There is room for improvement for the ClickHouse exporter. Our goal is to keep the exporter up to date with the latest developments from the ClickHouse server. As new optimizations are found, and new performance benchmarks are tested, we can find ways to improve the default schema for logs, traces, and metrics.

One of the key features that will impact many observability use cases is ClickHouse's recent support for a new JSON data type, which will simplify how attributes are stored and searched for logs and traces. In addition to new features, OTel+ClickHouse users frequently submit feedback in the repository, which has led to many feature improvements and bug fixes over the past year.

The magic of open source lies in the collaborative power of the community: by contributing to OpenTelemetry, you can directly impact and shape the future of observability. Whether you're refining code, enhancing documentation, or providing feedback, every contribution amplifies the project's reach and benefits developers around the world. In this section, we share some tips.

Contributing to OpenTelemetry is similar to most other open-source projects; you don't need to be a member to contribute. Whether it's sharing your thoughts on an issue, or opening a pull request, all contributions are welcome on the project.

As a component maintainer, the most valuable thing for someone to contribute is actually the easiest: feedback. Knowing what bugs users are facing, or learning about a feature gap that would improve the experience for multiple users is incredibly valuable.
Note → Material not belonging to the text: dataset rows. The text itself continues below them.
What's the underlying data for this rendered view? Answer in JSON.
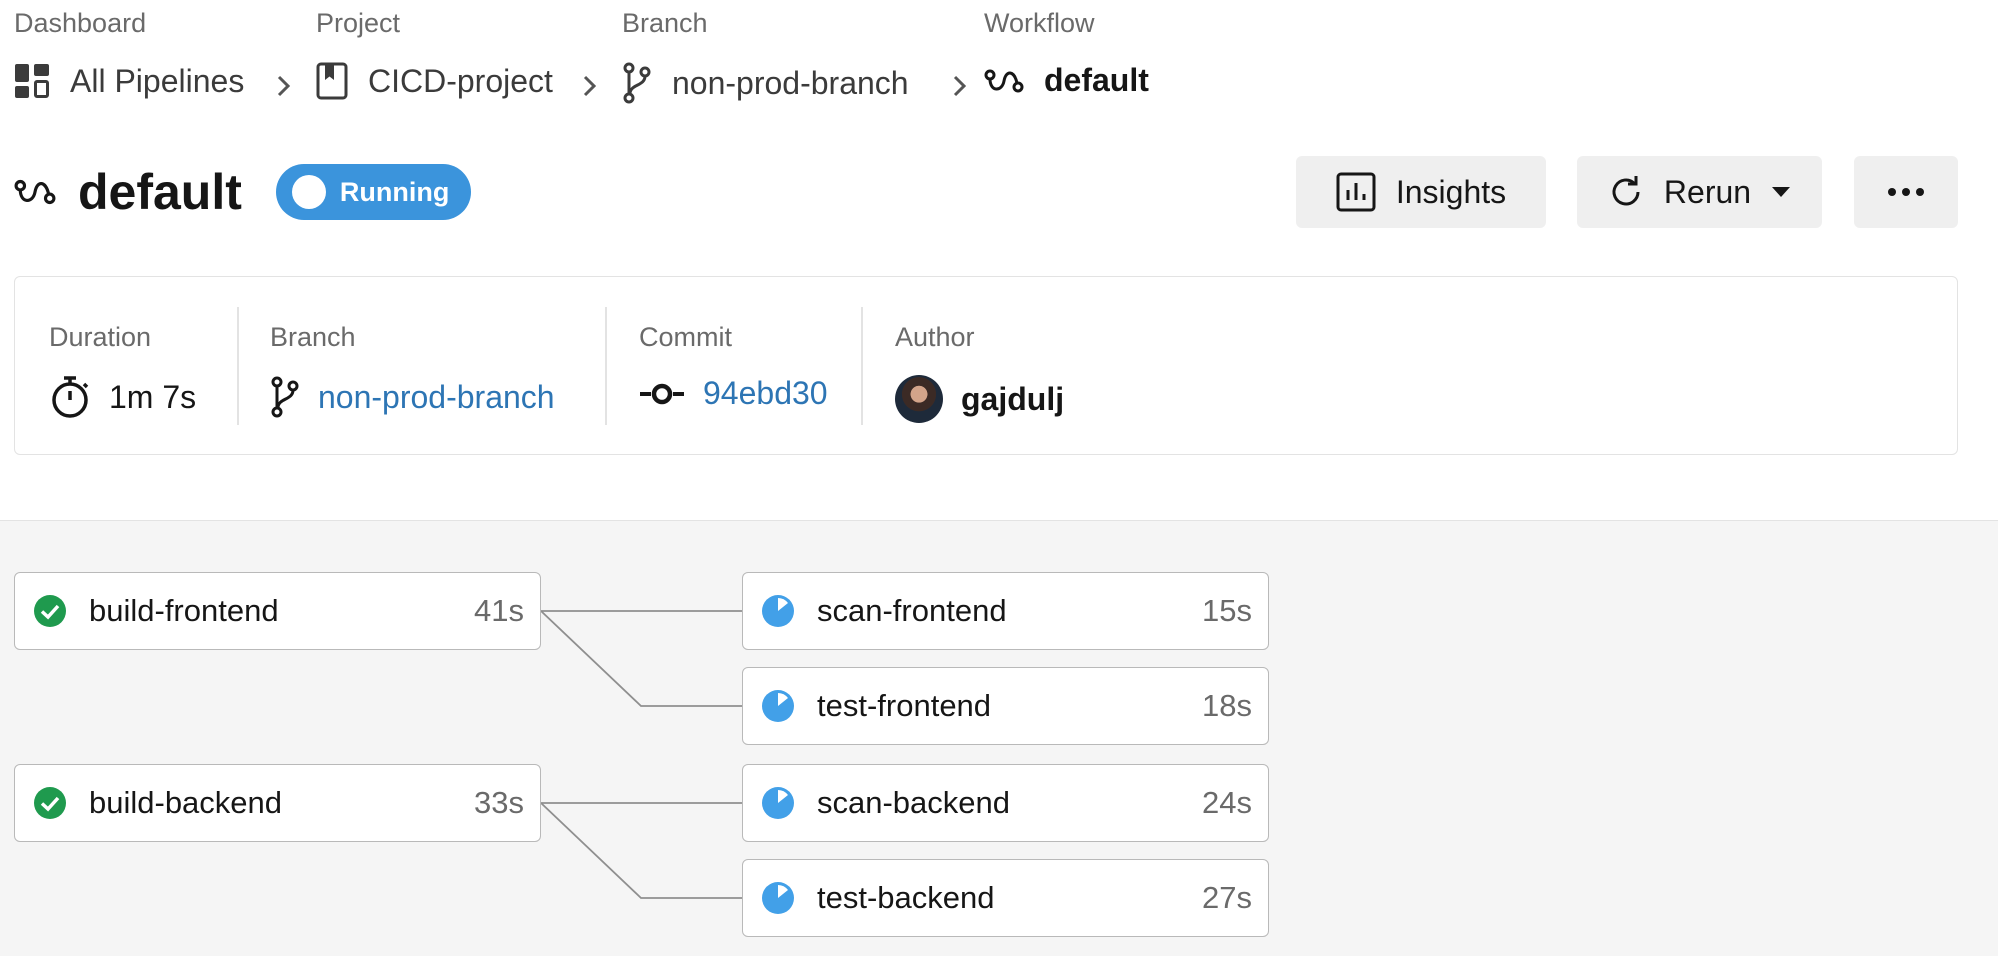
{
  "breadcrumb": {
    "dashboard": {
      "category": "Dashboard",
      "label": "All Pipelines"
    },
    "project": {
      "category": "Project",
      "label": "CICD-project"
    },
    "branch": {
      "category": "Branch",
      "label": "non-prod-branch"
    },
    "workflow": {
      "category": "Workflow",
      "label": "default"
    }
  },
  "header": {
    "title": "default",
    "status": "Running",
    "insights_label": "Insights",
    "rerun_label": "Rerun",
    "more_label": "•••"
  },
  "info": {
    "duration": {
      "label": "Duration",
      "value": "1m 7s"
    },
    "branch": {
      "label": "Branch",
      "value": "non-prod-branch"
    },
    "commit": {
      "label": "Commit",
      "value": "94ebd30"
    },
    "author": {
      "label": "Author",
      "value": "gajdulj"
    }
  },
  "jobs": [
    {
      "name": "build-frontend",
      "time": "41s",
      "status": "success"
    },
    {
      "name": "build-backend",
      "time": "33s",
      "status": "success"
    },
    {
      "name": "scan-frontend",
      "time": "15s",
      "status": "running"
    },
    {
      "name": "test-frontend",
      "time": "18s",
      "status": "running"
    },
    {
      "name": "scan-backend",
      "time": "24s",
      "status": "running"
    },
    {
      "name": "test-backend",
      "time": "27s",
      "status": "running"
    }
  ],
  "colors": {
    "running": "#3b94dc",
    "running_icon": "#42a0e8",
    "success": "#1f9a4e",
    "link": "#2d75b4",
    "graph_bg": "#f5f5f5"
  },
  "icons": [
    "dashboard-icon",
    "project-bookmark-icon",
    "branch-icon",
    "workflow-icon",
    "chevron-right-icon",
    "bar-chart-icon",
    "refresh-icon",
    "caret-down-icon",
    "more-dots-icon",
    "stopwatch-icon",
    "commit-icon",
    "check-circle-icon",
    "running-pie-icon"
  ]
}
While we do use the ClickHouse exporter internally, our usage isn't the same as someone else's, and we have a lot to learn from the community.

Of course, we also have users who are familiar with both OpenTelemetry and ClickHouse and are able to make clever contributions to the exporter. An example of this we would like to highlight is a recent effort to sort map attributes before inserting them into ClickHouse. In the previous versions, log and trace attributes were simply inserted as they were received. This does not always lead to the best compression, as attributes may reflect the same data but be in a different order. By sorting map attributes by key, we are able to benefit from ClickHouse's excellent compression. This is an idea that was noted in external issues, but wasn't yet added. A user from the community found this and submitted a pull request with their implementation.
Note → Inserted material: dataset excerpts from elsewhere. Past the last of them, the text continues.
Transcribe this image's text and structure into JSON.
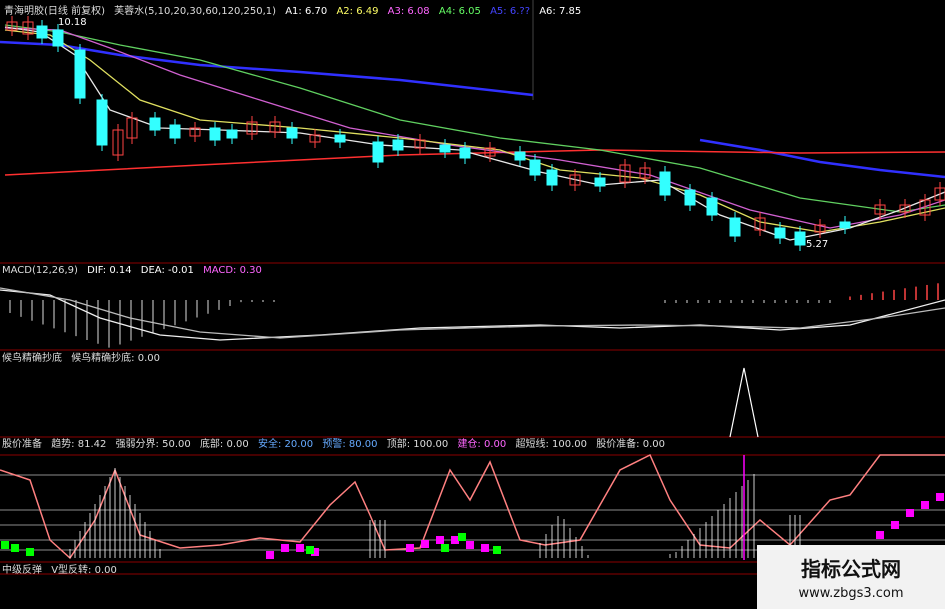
{
  "main_header": {
    "symbol": "青海明胶(日线 前复权)",
    "indicator": "芙蓉水(5,10,20,30,60,120,250,1)",
    "a1": "A1: 6.70",
    "a2": "A2: 6.49",
    "a3": "A3: 6.08",
    "a4": "A4: 6.05",
    "a5": "A5: 6.??",
    "a6": "A6: 7.85"
  },
  "price_labels": {
    "high": "10.18",
    "low": "5.27"
  },
  "macd_header": {
    "name": "MACD(12,26,9)",
    "dif": "DIF: 0.14",
    "dea": "DEA: -0.01",
    "macd": "MACD: 0.30"
  },
  "bird_header": {
    "name": "候鸟精确抄底",
    "value": "候鸟精确抄底: 0.00"
  },
  "stock_header": {
    "name": "股价准备",
    "trend": "趋势: 81.42",
    "strong_weak": "强弱分界: 50.00",
    "bottom": "底部: 0.00",
    "safe": "安全: 20.00",
    "warn": "预警: 80.00",
    "top": "顶部: 100.00",
    "build": "建仓: 0.00",
    "super_short": "超短线: 100.00",
    "stock_prep": "股价准备: 0.00"
  },
  "bottom_header": {
    "name": "中级反弹",
    "v_reversal": "V型反转: 0.00"
  },
  "watermark": {
    "title": "指标公式网",
    "url": "www.zbgs3.com"
  },
  "colors": {
    "up_candle": "#ff4444",
    "down_candle": "#33ffff",
    "ma_white": "#e8e8e8",
    "ma_yellow": "#e0e060",
    "ma_purple": "#d060d0",
    "ma_green": "#60d060",
    "ma_blue": "#3030ff",
    "ma_red": "#ff3030",
    "separator": "#8b0000",
    "trend_line": "#ff8080",
    "magenta": "#ff00ff",
    "green_block": "#00ff00"
  }
}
If you find yourself frequently interacting with an OpenTelemetry project, it may be a good idea to become a member of their organization. There's a full guide of the process on the community repository, but the overall idea is to show that you're already a member in practice. Membership applications are submitted by creating an issue on GitHub along with a list of your contributions (issues, pull requests, etc.). If existing members agree, your membership will be approved, and you can begin taking on larger roles within the organization. This isn't required to make a contribution, but it shows the other members and visitors that you're actively participating in the OTel ecosystem.